Namun, Leo menekankan gagasan tentang “keberagaman yang berdampingan” dalam apa yang ia sebut sebagai “Gereja yang bersatu”—suatu ide yang menjadi pusat ajaran Santo Agustinus. Paus baru ini bergabung dengan Ordo Santo Agustinus sebagai pemuda dan akhirnya memimpin operasional globalnya dari markas besar yang terletak tidak jauh dari Lapangan Santo Petrus.

Pesan ini menjadi sesuatu yang banyak diinginkan para kardinal untuk didengar, setelah periode-periode perpecahan dalam gereja. Namun, banyak yang ingin memastikan bahwa pandangan persatuan Leo tidak berarti kembali ke masa lalu, dan bahwa visi paus baru ini mencakup semangat inklusif yang ditunjukkan Fransiskus.

Sejak menjadi paus, para pendukung Fransiskus mengungkapkan keyakinan mereka bahwa warisan sambutan yang ditinggalkannya kini aman. Pada hari Minggu, Leo mengulangi keinginannya untuk mencapai “persatuan yang tidak membatalkan perbedaan tetapi menghargai sejarah pribadi setiap orang dan budaya sosial serta agama setiap umat.”

Di luar gereja, Leo menambahkan, “kita masih melihat terlalu banyak perpecahan, terlalu banyak luka yang disebabkan oleh kebencian, kekerasan, prasangka, ketakutan akan perbedaan, dan paradigma ekonomi yang mengeksploitasi sumber daya Bumi dan memarginalkan mereka yang paling miskin.”

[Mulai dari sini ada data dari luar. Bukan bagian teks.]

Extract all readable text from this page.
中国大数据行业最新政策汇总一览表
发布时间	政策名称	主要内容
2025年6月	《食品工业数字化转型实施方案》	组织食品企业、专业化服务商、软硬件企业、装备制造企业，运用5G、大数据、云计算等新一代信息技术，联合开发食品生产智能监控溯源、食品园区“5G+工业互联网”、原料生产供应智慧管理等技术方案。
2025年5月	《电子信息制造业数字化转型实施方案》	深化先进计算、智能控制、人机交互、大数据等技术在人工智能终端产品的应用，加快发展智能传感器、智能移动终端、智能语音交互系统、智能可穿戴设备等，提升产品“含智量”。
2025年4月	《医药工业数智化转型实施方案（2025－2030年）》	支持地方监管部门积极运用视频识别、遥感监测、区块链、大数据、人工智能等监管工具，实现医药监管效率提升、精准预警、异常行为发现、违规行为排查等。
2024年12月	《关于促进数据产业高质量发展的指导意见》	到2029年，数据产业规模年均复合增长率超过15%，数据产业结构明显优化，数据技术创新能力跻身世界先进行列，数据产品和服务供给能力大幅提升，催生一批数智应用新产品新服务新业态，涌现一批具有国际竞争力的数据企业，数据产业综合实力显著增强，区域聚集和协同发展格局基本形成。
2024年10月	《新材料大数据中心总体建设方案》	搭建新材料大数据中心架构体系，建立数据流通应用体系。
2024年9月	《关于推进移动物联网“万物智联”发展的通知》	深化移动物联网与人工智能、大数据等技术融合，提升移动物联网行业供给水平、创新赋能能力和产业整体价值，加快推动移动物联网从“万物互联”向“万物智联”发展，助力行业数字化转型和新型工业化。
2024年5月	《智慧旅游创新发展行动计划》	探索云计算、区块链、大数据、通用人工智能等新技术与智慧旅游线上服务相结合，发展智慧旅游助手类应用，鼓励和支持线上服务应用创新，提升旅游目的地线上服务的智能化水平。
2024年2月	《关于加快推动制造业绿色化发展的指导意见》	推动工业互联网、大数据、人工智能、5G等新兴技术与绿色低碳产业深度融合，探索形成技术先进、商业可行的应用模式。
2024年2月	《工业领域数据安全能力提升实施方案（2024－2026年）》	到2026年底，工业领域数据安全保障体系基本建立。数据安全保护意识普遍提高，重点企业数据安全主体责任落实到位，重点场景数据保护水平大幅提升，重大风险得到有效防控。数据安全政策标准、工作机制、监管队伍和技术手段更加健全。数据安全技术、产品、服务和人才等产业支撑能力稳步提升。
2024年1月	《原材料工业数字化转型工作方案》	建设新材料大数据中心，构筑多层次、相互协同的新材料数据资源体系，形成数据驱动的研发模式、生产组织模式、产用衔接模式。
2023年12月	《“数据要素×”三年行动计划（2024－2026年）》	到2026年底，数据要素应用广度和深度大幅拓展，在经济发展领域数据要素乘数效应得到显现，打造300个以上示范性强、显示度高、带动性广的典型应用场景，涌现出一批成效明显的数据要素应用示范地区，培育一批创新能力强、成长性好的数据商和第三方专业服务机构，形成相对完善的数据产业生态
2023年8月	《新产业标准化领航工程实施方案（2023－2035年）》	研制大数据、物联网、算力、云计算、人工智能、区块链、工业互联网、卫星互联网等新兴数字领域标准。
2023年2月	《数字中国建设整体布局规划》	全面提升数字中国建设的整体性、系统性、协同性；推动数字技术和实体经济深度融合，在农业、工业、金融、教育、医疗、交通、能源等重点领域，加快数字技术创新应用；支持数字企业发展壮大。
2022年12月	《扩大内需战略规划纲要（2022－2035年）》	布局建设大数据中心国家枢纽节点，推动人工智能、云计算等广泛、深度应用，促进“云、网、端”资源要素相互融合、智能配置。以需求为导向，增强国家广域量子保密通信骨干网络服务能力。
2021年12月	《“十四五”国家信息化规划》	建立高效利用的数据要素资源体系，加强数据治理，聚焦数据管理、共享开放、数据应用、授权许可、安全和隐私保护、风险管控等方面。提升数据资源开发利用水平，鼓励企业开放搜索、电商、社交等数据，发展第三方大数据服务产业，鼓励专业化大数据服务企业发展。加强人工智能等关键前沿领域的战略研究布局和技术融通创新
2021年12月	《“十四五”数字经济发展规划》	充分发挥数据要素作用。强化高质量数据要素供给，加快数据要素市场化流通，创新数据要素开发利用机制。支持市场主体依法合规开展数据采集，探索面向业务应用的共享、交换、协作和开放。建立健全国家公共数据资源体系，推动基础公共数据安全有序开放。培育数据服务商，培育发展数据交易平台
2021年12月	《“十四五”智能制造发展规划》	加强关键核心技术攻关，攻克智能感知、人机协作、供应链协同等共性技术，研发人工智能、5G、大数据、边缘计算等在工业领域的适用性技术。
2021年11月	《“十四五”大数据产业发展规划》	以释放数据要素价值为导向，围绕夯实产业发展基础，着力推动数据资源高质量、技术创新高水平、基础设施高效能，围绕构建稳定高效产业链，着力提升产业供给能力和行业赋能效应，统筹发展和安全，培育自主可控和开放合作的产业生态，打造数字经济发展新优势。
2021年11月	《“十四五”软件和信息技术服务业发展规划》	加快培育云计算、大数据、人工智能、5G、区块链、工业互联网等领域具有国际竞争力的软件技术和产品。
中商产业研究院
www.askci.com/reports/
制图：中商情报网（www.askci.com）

Marilyn Heller, seorang pengacara dari Long Island, terlihat meneteskan air mata setelah Misa.

“Seorang paus dari Amerika Serikat,” ujarnya, menambahkan bahwa ia merasakan sebuah era baru telah dimulai. “Saya merasa ada energi baru dalam gereja.”

Elizabeth Dias, Emma Bubola, dan Elisabetta Povoledo juga turut berkontribusi dalam laporan ini.